Palike hopes to clear idols from tanks faster this year

Palike hopes to clear idols from tanks faster this year
Following complaints about the delay in clearing Ganesha idols from immersion tanks and ponds, the BBMP has for the first time, formed special teams to remove them a day after immersion. 

BBMP Joint Commissioner for Health and Solid Waste Management (SWM), Sarfaraz Khan, told DH, "Every year, it used to take three to four days and more to lift the immersed idols made of Plaster of Paris (PoP), due to logistical issues. In Ulsoor, the idols used to be cleared 11 days after the immersion. This year, we have formed special teams at immersion points. Resident Welfare Associations ( RWAs) will closely coordinate with us."  
Ulsoor lake, where about one lakh idols were immersed last year, will have a special team of about 100 members, including local volunteers, life guards, Palike officials and labourers among others. Similarly, Sankey tank, that witnessed immersion of 35,000 idols last year, will have a special team comprising about 40 members.

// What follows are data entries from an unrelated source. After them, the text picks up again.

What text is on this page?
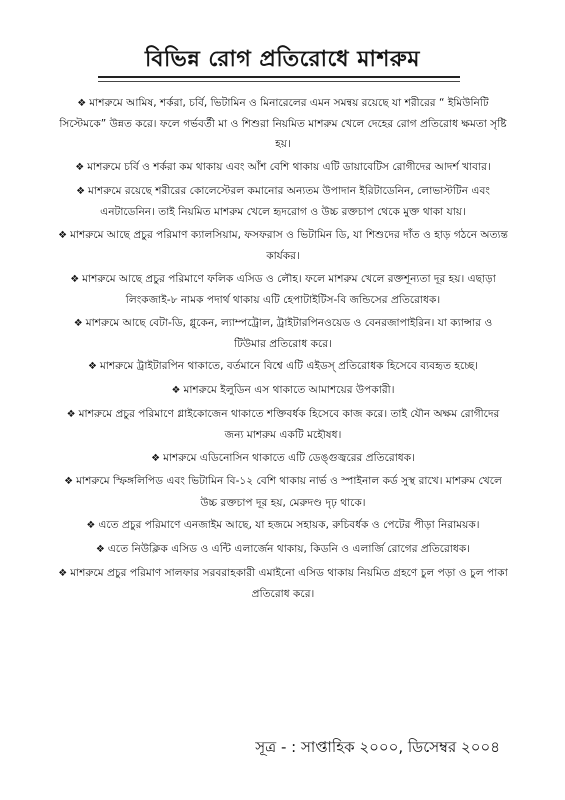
বিভিন্ন রোগ প্রতিরোধে মাশরুম

❖ মাশরুমে আমিষ, শর্করা, চর্বি, ভিটামিন ও মিনারেলের এমন সমন্বয় রয়েছে যা শরীরের “ ইমিউনিটি সিস্টেমকে” উন্নত করে। ফলে গর্ভবর্তী মা ও শিশুরা নিয়মিত মাশরুম খেলে দেহের রোগ প্রতিরোধ ক্ষমতা সৃষ্টি হয়।

❖ মাশরুমে চর্বি ও শর্করা কম থাকায় এবং আঁশ বেশি থাকায় এটি ডায়াবেটিস রোগীদের আদর্শ খাবার।

❖ মাশরুমে রয়েছে শরীরের কোলেস্টেরল কমানোর অন্যতম উপাদান ইরিটাডেনিন, লোভাস্টটিন এবং এনটাডেনিন। তাই নিয়মিত মাশরুম খেলে হৃদরোগ ও উচ্চ রক্তচাপ থেকে মুক্ত থাকা যায়।

❖ মাশরুমে আছে প্রচুর পরিমাণ ক্যালসিয়াম, ফসফরাস ও ভিটামিন ডি, যা শিশুদের দাঁত ও হাড় গঠনে অত্যন্ত কার্যকর।

❖ মাশরুমে আছে প্রচুর পরিমাণে ফলিক এসিড ও লৌহ। ফলে মাশরুম খেলে রক্তশূন্যতা দূর হয়। এছাড়া লিংকজাই-৮ নামক পদার্থ থাকায় এটি হেপাটাইটিস-বি জন্ডিসের প্রতিরোধক।

❖ মাশরুমে আছে বেটা-ডি, গ্লুকেন, ল্যাম্পট্রোল, ট্রাইটারপিনওয়েড ও বেনরজাপাইরিন। যা ক্যান্সার ও টিউমার প্রতিরোধ করে।

❖ মাশরুমে ট্রাইটারপিন থাকাতে, বর্তমানে বিশ্বে এটি এইডস্ প্রতিরোধক হিসেবে ব্যবহৃত হচ্ছে।

❖ মাশরুমে ইলুডিন এস থাকাতে আমাশয়ের উপকারী।

❖ মাশরুমে প্রচুর পরিমাণে গ্লাইকোজেন থাকাতে শক্তিবর্ধক হিসেবে কাজ করে। তাই যৌন অক্ষম রোগীদের জন্য মাশরুম একটি মহৌষধ।

❖ মাশরুমে এডিনোসিন থাকাতে এটি ডেঙ্গুজ্বরের প্রতিরোধক।

❖ মাশরুমে স্ফিঙ্গলিপিড এবং ভিটামিন বি-১২ বেশি থাকায় নার্ভ ও স্পাইনাল কর্ড সুস্থ রাখে। মাশরুম খেলে উচ্চ রক্তচাপ দূর হয়, মেরুদণ্ড দৃঢ় থাকে।

❖ এতে প্রচুর পরিমাণে এনজাইম আছে, যা হজমে সহায়ক, রুচিবর্ধক ও পেটের পীড়া নিরাময়ক।

❖ এতে নিউক্লিক এসিড ও এন্টি এলার্জেন থাকায়, কিডনি ও এলার্জি রোগের প্রতিরোধক।

❖ মাশরুমে প্রচুর পরিমাণ সালফার সরবরাহকারী এমাইনো এসিড থাকায় নিয়মিত গ্রহণে চুল পড়া ও চুল পাকা প্রতিরোধ করে।

সূত্র - : সাপ্তাহিক ২০০০, ডিসেম্বর ২০০৪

At lakes like Yediyur, Hebbal and Ulsoor, a crane would be deployed to lift the idols . "We have instructed ward engineers and RWAs to ensure segregation of wet waste and dry waste so that garbage does not pile up. For the first time, we will hand over part of the lifted idols to Rock Crystals, a stone crusher dealer,” he said.

Green warriors
To encourage people to use eco-friendly idols, 65 students from St Joseph’s College have been actively campaigning in the last few days. Outreach Co-ordinator Brother Philip said students distributed pamphlets and held placards at 16 traffic signals like Richmond Circle, Silk Board and Town Hall to raise awareness.

Another green warrior Niyati Mavinkurve, has started the ‘One Less Waste Flower’ initiative, where she is asking residents via social media to compost flower waste this Ganapathi season.

She said: “This is an open event. The flowers dumped from the festival can be chopped and added to the compost. Alternatively, one can add these flowers to a flower pot at home and prevent them from ending up in landfills.”

SWM Expert Committee member, NS Ramakanth, who single-handedly monitored the waste generated during the last Ganesha festival at Sankey tank, said he hopes the use of PoP models would come down this year, given the workshops and awareness programmes conducted by the Palike with like-minded volunteers.